基本無機化学 荻野 博 ,飛田 博実 ,岡崎 雅明
編入試験の無機化学では、単なる暗記では対応できない「原子の構造」や「化学結合」に関する理論的な問題が頻出です。特に波動関数やシュレーディンガー方程式といった量子力学的な観点から、電子配置や分子構造を理解することが求められます。本書は、これらの基礎理論を体系的に解説しており、理論と具体例の結びつけに悩む受験生の強い味方となります。
この本の位置づけ
本書は工学系・理学系の編入試験で頻出される「基礎理論」を重視する受験生を想定しています。波動関数や混成軌道といった量子力学の基礎から、主要族・非金属・遷移金属の化学まで、幅広い単元を一冊で網羅できる構成になっています。
他の無機化学の参考書と異なり、本書は現象の「なぜ」を理論から説明することに重点を置いています。暗記中心のアプローチではなく、電子配置やイオン化エネルギーがなぜそのような値になるのかを、量子数や軌道の概念を通じて理解させる点が特徴です。
いつどのタイミングの編入受験生におすすめか
導入は編入対策を始めた早期段階、具体的には1年生後期~2年生前期から取り組むことをお勧めします。化学の基本的な概念(原子構造、化学結合)が固まった状態で読むと、理論の理解が深まりやすくなります。
早すぎる時期に取り組むと理論の抽象性に躓く可能性があります。逆に編入試験の直前期に初めて手にすると、ボリュームの多さに対応するのが難しくなるため、余裕を持った段階での導入が効果的です。
ターゲット大学と対策できるテーマ
オンライン編入学院が保有する過去問データベースを分析し、本書の内容が実際の出題範囲と重なる大学・学部を抽出しました。「頻出テーマ」はその学部の過去問で繰り返し問われている論点のうち、本書で扱っているものです。
大阪大学医学部
化学
頻出テーマシュレーディンガー方程式、波動関数、混成軌道、結合角、量子力学、sp3混成
本書の該当ページシュレーディンガー方程式(p.8)、原子価結合法(p.53)、混成軌道(p.55)
※志望校の最新の募集要項と過去問は必ずご自身でご確認ください。
使い方
最初は第1章(元素と周期表)から順序立てて読み進め、波動関数や量子数といった基礎概念を整理することから始めてください。

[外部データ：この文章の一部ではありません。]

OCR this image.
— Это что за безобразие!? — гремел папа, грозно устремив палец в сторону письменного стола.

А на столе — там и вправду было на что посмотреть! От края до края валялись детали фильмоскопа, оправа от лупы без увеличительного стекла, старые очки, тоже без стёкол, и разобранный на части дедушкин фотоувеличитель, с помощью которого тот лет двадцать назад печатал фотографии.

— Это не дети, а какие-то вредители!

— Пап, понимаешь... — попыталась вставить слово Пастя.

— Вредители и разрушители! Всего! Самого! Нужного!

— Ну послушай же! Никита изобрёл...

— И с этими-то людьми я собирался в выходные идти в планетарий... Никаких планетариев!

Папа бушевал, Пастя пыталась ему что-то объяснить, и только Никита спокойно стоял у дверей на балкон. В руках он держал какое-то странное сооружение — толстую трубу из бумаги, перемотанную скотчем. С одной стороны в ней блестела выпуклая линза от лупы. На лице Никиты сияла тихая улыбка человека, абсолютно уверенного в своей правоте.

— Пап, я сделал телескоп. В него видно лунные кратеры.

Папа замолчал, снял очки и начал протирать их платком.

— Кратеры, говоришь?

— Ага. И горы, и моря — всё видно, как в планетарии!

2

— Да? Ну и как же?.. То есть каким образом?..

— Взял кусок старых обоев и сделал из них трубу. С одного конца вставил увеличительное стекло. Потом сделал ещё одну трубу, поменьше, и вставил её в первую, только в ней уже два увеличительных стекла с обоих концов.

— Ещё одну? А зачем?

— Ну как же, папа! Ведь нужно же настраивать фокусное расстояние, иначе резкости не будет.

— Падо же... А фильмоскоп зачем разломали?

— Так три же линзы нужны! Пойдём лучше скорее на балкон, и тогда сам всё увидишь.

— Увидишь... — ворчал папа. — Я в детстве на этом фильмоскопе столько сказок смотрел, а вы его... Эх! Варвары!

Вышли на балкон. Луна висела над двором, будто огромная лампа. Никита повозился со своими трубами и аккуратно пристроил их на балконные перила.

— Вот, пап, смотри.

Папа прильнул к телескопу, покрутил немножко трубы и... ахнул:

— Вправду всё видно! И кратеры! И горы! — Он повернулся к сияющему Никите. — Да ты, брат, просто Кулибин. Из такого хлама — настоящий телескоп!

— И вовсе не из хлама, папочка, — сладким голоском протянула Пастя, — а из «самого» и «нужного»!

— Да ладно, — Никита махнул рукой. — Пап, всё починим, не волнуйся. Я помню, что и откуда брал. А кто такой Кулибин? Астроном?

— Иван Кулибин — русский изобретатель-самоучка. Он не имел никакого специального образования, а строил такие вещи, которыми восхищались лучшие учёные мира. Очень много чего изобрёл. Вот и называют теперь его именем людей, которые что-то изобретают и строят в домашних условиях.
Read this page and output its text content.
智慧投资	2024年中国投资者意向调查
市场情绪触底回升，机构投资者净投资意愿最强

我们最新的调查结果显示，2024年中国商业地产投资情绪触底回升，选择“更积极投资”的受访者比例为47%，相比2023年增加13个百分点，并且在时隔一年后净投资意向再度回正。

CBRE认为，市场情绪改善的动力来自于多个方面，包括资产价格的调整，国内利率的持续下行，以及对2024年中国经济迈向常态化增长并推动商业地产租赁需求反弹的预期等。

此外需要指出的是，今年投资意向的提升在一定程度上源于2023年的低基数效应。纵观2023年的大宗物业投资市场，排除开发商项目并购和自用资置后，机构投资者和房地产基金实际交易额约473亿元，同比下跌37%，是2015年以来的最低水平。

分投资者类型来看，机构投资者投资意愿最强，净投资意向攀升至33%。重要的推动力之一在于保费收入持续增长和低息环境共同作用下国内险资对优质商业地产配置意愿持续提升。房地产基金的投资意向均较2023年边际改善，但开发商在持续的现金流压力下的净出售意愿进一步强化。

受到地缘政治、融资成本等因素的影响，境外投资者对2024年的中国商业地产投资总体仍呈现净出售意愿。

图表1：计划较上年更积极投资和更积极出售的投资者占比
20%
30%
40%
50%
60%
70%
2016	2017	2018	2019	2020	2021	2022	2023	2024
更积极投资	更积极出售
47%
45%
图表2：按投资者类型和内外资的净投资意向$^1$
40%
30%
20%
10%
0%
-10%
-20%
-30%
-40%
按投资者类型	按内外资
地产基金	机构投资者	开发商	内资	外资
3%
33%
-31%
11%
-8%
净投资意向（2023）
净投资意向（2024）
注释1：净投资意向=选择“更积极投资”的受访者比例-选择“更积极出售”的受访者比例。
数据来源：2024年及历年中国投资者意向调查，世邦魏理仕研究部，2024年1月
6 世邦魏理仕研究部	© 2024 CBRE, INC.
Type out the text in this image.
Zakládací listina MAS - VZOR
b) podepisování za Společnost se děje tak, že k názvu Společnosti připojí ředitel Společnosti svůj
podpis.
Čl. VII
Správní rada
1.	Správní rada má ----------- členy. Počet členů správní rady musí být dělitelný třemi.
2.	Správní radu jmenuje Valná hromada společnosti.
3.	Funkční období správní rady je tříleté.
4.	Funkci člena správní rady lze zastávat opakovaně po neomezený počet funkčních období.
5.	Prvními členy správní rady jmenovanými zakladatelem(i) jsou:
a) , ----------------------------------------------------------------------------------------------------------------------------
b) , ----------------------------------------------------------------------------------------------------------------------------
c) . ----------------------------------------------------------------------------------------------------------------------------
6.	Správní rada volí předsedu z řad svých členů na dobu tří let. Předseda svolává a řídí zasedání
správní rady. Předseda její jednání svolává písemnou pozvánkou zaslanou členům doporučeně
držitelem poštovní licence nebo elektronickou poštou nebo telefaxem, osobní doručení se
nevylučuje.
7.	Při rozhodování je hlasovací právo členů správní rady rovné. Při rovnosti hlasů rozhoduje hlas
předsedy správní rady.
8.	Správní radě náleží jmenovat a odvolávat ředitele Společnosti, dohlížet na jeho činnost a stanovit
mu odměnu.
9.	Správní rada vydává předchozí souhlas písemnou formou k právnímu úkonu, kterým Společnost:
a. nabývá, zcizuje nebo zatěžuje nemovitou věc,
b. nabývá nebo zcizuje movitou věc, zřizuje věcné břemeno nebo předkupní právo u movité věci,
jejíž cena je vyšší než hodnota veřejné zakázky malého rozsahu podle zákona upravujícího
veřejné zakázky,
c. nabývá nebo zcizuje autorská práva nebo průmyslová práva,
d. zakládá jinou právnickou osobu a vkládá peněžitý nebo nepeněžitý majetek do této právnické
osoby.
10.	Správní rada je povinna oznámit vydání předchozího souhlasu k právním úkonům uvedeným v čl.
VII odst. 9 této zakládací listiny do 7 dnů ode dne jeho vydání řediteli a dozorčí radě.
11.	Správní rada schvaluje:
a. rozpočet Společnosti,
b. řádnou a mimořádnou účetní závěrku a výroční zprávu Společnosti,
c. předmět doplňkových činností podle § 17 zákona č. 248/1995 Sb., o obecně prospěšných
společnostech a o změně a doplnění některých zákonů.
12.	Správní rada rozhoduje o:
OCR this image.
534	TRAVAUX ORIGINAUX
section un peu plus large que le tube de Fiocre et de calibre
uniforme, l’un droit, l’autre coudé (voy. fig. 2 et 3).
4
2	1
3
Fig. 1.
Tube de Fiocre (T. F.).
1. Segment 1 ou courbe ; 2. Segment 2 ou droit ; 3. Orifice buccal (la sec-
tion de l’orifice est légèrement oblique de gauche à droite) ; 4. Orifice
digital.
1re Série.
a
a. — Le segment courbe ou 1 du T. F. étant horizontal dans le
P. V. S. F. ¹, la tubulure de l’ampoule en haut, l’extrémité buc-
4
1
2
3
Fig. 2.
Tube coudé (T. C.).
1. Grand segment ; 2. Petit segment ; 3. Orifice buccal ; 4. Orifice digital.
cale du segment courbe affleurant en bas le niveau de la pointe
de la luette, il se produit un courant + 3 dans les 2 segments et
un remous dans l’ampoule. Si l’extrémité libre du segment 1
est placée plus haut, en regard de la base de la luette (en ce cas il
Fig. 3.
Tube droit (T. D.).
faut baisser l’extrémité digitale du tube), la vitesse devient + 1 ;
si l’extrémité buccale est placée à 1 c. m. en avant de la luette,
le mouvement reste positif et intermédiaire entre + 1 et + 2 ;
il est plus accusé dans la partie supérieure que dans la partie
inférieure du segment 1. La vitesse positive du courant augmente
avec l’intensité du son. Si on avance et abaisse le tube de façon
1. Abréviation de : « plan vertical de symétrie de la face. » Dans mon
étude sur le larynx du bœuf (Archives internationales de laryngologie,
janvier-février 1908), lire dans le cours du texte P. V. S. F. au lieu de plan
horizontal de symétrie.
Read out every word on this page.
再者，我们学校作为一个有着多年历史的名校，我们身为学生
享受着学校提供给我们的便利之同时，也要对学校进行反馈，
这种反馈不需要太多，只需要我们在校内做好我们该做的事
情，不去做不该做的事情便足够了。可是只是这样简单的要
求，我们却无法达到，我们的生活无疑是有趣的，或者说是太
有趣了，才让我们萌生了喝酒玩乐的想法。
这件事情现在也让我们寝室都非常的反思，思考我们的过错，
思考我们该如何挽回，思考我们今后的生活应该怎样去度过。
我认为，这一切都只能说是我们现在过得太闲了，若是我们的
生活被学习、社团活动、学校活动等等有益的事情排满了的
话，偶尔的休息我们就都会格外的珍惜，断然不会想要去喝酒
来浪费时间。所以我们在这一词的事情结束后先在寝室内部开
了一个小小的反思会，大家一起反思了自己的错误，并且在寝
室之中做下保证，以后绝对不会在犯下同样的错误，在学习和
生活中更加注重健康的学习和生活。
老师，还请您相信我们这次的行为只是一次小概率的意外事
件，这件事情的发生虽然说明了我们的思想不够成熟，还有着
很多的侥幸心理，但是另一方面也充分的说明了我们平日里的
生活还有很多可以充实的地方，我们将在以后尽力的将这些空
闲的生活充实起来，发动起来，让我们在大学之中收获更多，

1周目は理論の流れを掴むことに注力し、グラフや図表を丁寧に眺めることが大切です。
2周目以降は、志望大学の過去問で頻出される単元(例えば神戸大学なら電子配置やイオン化エネルギー、大阪大学医学部なら結合理論など)を重点的に読み返す方法が効果的です。その際、過去問の問題文と本書の該当ページを照らし合わせながら、「この問題がなぜこの理論に関連するのか」を確認することで、理論と問題が結びつきやすくなります。
計算問題が多く出る大学の場合は、本書で理論を固めた後、演習書で定量的な問題に取り組む流れが望ましいです。
編入試験でよく問われる論点から入るなら、次の順で読むのが効率的です。
- p.32 第1章 元素と周期表「不対電子」がここで扱われています
- p.129 第4章 基礎無機反応「標準酸化還元電位」がここで扱われています
- p.156 第5章 主要族金属元素の化学「不活性電子対効果」がここで扱われています
- p.162 第6章 非金属元素の化学「フッ化水素」がここで扱われています
- p.187 第7章 遷移金属の化学「不動態」がここで扱われています
- p.283 第10章 有機金属化学「β水素脱離反応」がここで扱われています
- p.312 第11章 生物無機化学「メチルコバラミン」がここで扱われています
この本を使った合格者の声
オンライン編入学院に寄せられた合格体験談から、本書を実際に使っていた受験生の記述を抜き出しました。
高専での授業に用いていたため、新たに参考書は購入せずに使用した。2周した。
東京農工大学 工学部 合格(2026年度) / 化学
注意点
本書は理論重視の教科書的な内容であり、出版年が相応に経過している可能性があります。掲載されているデータや最新の研究知見については、志望大学の過去問で確認することをお勧めします。
また本書は「基礎」という名称ですが、量子力学や混成軌道といった内容は数学的素養が必要になります。化学の基本概念が不十分なまま読むと、抽象的な説明に迷う可能性があるため注意が必要です。
さらに、有機化学や高度な反応機構については別途対策が必要になる場合があります。本書は無機化学に特化しているため、有機化学も出題範囲に含まれる試験では補足教材の準備も検討してください。